Fenam divulga novas ações contra o Programa Mais Médicos

A Federação Nacional dos Médicos (Fenam) solicitou na última terça-feira (27), em Brasília, à Procuradoria Geral do Trabalho (PGT) a abertura de investigação de simulação de fraude trabalhista na contração de profissionais no programa Mais Médicos, criado pela Medida Provisória 621/13. A ação faz parte de um pacote de medidas da entidade que contempla ainda a Ação Direta de Inconstitucionalidade (ADIn) no Supremo Tribunal Federal (STF), anúncio do apoio das centrais sindicais dos trabalhadores e resultados de assembleias dos sindicatos médicos.

Entre os pontos de questionamento do documento apresentado ao vice-procurador Geral do Trabalho, Eduardo Antunes Parmeggiani, está o tipo de remuneração oferecida no programa – bolsa de ensino. Para a assessoria jurídica da Fenam, a medida é uma simulação de especialização, uma vez que os médicos contratados prestarão assistência à saúde e configura precarização das relações de trabalho, ao não criar vínculos empregatícios, ferindo as leis trabalhistas brasileira. O pedido de investigação foi acompanhado da solicitação formal de acesso ao acordo do Ministério da Saúde com a Organização Pan-Americana da Saúde (Opas) para contratação de médicos cubanos, onde há indícios de relação de trabalho forçado. A argumentação está baseada no montante em que Cuba recebe por cada médico e o valor irrisório que repassa para o profissional, além da falta de liberdade de trânsito no Brasil. Caso essa relação de trabalho for aplicada no Brasil, a Fenam recorrerá à Organização Internacional do Trabalho (OIT).
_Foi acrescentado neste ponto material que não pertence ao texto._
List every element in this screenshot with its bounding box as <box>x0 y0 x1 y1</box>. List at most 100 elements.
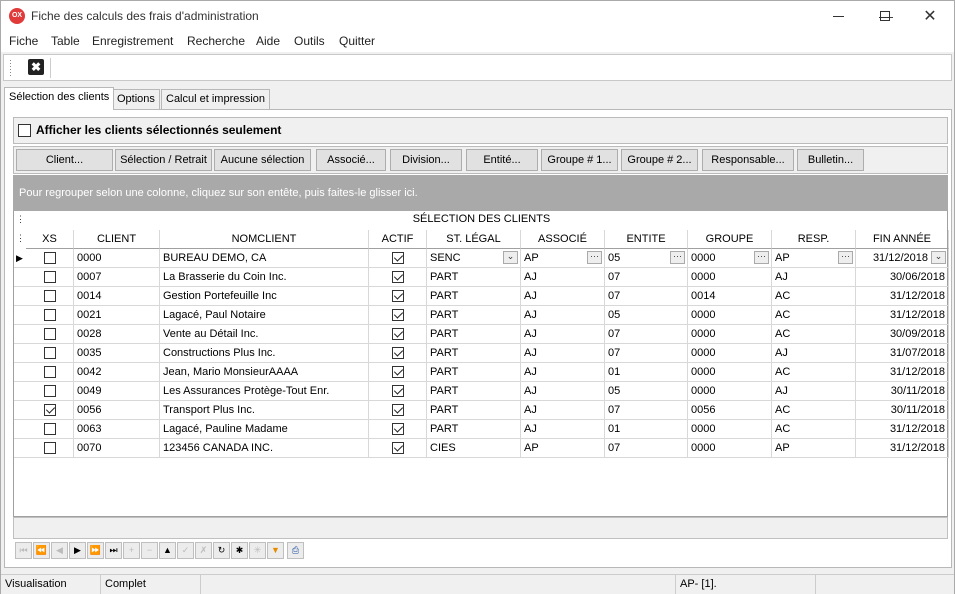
cell-client[interactable]: 0063 <box>74 420 160 439</box>
tab-calcul-impression[interactable]: Calcul et impression <box>161 89 271 109</box>
cell-client[interactable]: 0049 <box>74 382 160 401</box>
cell-resp[interactable]: AP <box>772 439 856 458</box>
filter-icon[interactable]: ▼ <box>267 542 284 559</box>
cell-st-legal[interactable]: CIES <box>427 439 521 458</box>
cell-associe[interactable]: AJ <box>521 306 605 325</box>
xs-checkbox[interactable] <box>43 290 56 302</box>
ellipsis-icon[interactable]: ··· <box>754 251 769 264</box>
xs-checkbox[interactable] <box>43 423 56 435</box>
column-header-nomclient[interactable]: NOMCLIENT <box>160 230 369 249</box>
cell-associe[interactable]: AP <box>521 439 605 458</box>
cell-groupe[interactable]: 0000 <box>688 325 772 344</box>
cell-nomclient[interactable]: Transport Plus Inc. <box>160 401 369 420</box>
cell-nomclient[interactable]: Les Assurances Protège-Tout Enr. <box>160 382 369 401</box>
table-row[interactable]: 0063 Lagacé, Pauline Madame PART AJ 01 0000 AC… <box>14 420 949 439</box>
actif-checkbox[interactable] <box>391 252 404 264</box>
cell-fin-annee[interactable]: 31/12/2018 ⌄ <box>856 249 949 268</box>
close-window-button[interactable]: ✕ <box>923 8 937 25</box>
cell-st-legal[interactable]: PART <box>427 306 521 325</box>
cell-nomclient[interactable]: La Brasserie du Coin Inc. <box>160 268 369 287</box>
cell-groupe[interactable]: 0000 <box>688 382 772 401</box>
column-header-actif[interactable]: ACTIF <box>369 230 427 249</box>
column-header-resp[interactable]: RESP. <box>772 230 856 249</box>
table-row[interactable]: 0042 Jean, Mario MonsieurAAAA PART AJ 01 0000… <box>14 363 949 382</box>
cell-st-legal[interactable]: PART <box>427 268 521 287</box>
prev-page-icon[interactable]: ⏪ <box>33 542 50 559</box>
toolbar-grip[interactable] <box>9 59 12 77</box>
cell-resp[interactable]: AC <box>772 363 856 382</box>
menu-aide[interactable]: Aide <box>256 34 281 48</box>
cell-fin-annee[interactable]: 31/12/2018 <box>856 420 949 439</box>
cell-resp[interactable]: AP ··· <box>772 249 856 268</box>
cell-groupe[interactable]: 0056 <box>688 401 772 420</box>
close-record-icon[interactable]: ✖ <box>28 59 44 75</box>
cell-st-legal[interactable]: PART <box>427 325 521 344</box>
cell-associe[interactable]: AJ <box>521 344 605 363</box>
cell-groupe[interactable]: 0000 <box>688 344 772 363</box>
actif-checkbox[interactable] <box>391 271 404 283</box>
cell-resp[interactable]: AJ <box>772 344 856 363</box>
cell-nomclient[interactable]: Gestion Portefeuille Inc <box>160 287 369 306</box>
cell-associe[interactable]: AJ <box>521 382 605 401</box>
groupe-1-button[interactable]: Groupe # 1... <box>541 149 618 171</box>
cell-st-legal[interactable]: PART <box>427 420 521 439</box>
table-row[interactable]: 0070 123456 CANADA INC. CIES AP 07 0000 AP 31/1… <box>14 439 949 458</box>
maximize-window-button[interactable] <box>861 1 907 32</box>
aucune-selection-button[interactable]: Aucune sélection <box>214 149 311 171</box>
column-header-entite[interactable]: ENTITE <box>605 230 688 249</box>
chevron-down-icon[interactable]: ⌄ <box>931 251 946 264</box>
cell-client[interactable]: 0070 <box>74 439 160 458</box>
cell-client[interactable]: 0000 <box>74 249 160 268</box>
table-row[interactable]: 0021 Lagacé, Paul Notaire PART AJ 05 0000 AC 31… <box>14 306 949 325</box>
cell-fin-annee[interactable]: 30/11/2018 <box>856 382 949 401</box>
cell-entite[interactable]: 07 <box>605 287 688 306</box>
column-header-fin-annee[interactable]: FIN ANNÉE <box>856 230 949 249</box>
delete-record-icon[interactable]: − <box>141 542 158 559</box>
xs-checkbox[interactable] <box>43 385 56 397</box>
show-selected-checkbox[interactable] <box>18 124 31 137</box>
edit-record-icon[interactable]: ▲ <box>159 542 176 559</box>
tab-options[interactable]: Options <box>112 89 160 109</box>
cell-resp[interactable]: AC <box>772 287 856 306</box>
menu-outils[interactable]: Outils <box>294 34 325 48</box>
table-row[interactable]: 0014 Gestion Portefeuille Inc PART AJ 07 0014… <box>14 287 949 306</box>
cell-nomclient[interactable]: 123456 CANADA INC. <box>160 439 369 458</box>
actif-checkbox[interactable] <box>391 366 404 378</box>
bookmark-icon[interactable]: ✱ <box>231 542 248 559</box>
first-page-icon[interactable]: ⏮ <box>15 542 32 559</box>
cell-fin-annee[interactable]: 30/09/2018 <box>856 325 949 344</box>
cell-st-legal[interactable]: PART <box>427 344 521 363</box>
column-header-xs[interactable]: XS <box>26 230 74 249</box>
cell-entite[interactable]: 05 ··· <box>605 249 688 268</box>
menu-quitter[interactable]: Quitter <box>339 34 376 48</box>
cell-client[interactable]: 0014 <box>74 287 160 306</box>
bulletin-button[interactable]: Bulletin... <box>797 149 864 171</box>
column-header-associe[interactable]: ASSOCIÉ <box>521 230 605 249</box>
cell-st-legal[interactable]: PART <box>427 401 521 420</box>
division-button[interactable]: Division... <box>390 149 462 171</box>
xs-checkbox[interactable] <box>43 309 56 321</box>
chevron-down-icon[interactable]: ⌄ <box>503 251 518 264</box>
xs-checkbox[interactable] <box>43 442 56 454</box>
xs-checkbox[interactable] <box>43 366 56 378</box>
cell-fin-annee[interactable]: 30/06/2018 <box>856 268 949 287</box>
cell-fin-annee[interactable]: 31/12/2018 <box>856 287 949 306</box>
cell-entite[interactable]: 07 <box>605 439 688 458</box>
actif-checkbox[interactable] <box>391 309 404 321</box>
cell-resp[interactable]: AJ <box>772 268 856 287</box>
cell-nomclient[interactable]: BUREAU DEMO, CA <box>160 249 369 268</box>
cell-client[interactable]: 0028 <box>74 325 160 344</box>
ellipsis-icon[interactable]: ··· <box>587 251 602 264</box>
actif-checkbox[interactable] <box>391 328 404 340</box>
cell-groupe[interactable]: 0000 <box>688 363 772 382</box>
cell-associe[interactable]: AJ <box>521 325 605 344</box>
next-page-icon[interactable]: ⏩ <box>87 542 104 559</box>
cell-fin-annee[interactable]: 31/12/2018 <box>856 363 949 382</box>
table-row[interactable]: 0035 Constructions Plus Inc. PART AJ 07 0000 A… <box>14 344 949 363</box>
xs-checkbox[interactable] <box>43 271 56 283</box>
minimize-button[interactable] <box>861 1 907 32</box>
cell-resp[interactable]: AC <box>772 306 856 325</box>
cell-st-legal[interactable]: PART <box>427 287 521 306</box>
column-header-st-legal[interactable]: ST. LÉGAL <box>427 230 521 249</box>
print-icon[interactable]: ⎙ <box>287 542 304 559</box>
Ação Direta de Inconstitucionalidade (ADIn): Em parceria com a Confederação Nacional dos Trabalhadores Liberais Universitários Regulamentados (CNTU), a entidade ajuizou ação no Supremo Tribunal Federal (STF) para a revogação da MP 621/2013.  O documento, que possuiu as mesmas características da ação civil pública, defende a autonomia universitária, já que a MP prevê que as universidades devem avaliar e supervisionar os profissionais estrangeiros sem revalidação do diploma.  Denuncia também a violação do regime jurídico único dos servidores, pelo princípio da realização de concurso público, a não aplicação do Revalida, a falta de proficiência na língua portuguesa, entre outros pontos.

Centrais sindicais dos trabalhadores: A Fenam recebeu o apoio das centrais sindicais na luta pelo respeito às leis trabalhistas dentro do programa Mais Médicos. A Confederação Nacional dos Trabalhadores Liberais Universitários Regulamentados (CNTU), a União Geral dos Trabalhadores (UGT), a Central dos Trabalhadores e Trabalhadoras do Brasil (CTB) e a Nova Central Sindical de Trabalhadores (NCST) fazem parte do movimento em prol de oferta de saúde de qualidade, mas com a garantia do trabalho médico com dignidade, com a assinatura de carteira de trabalho, direito à férias, licença saúde, entre outros.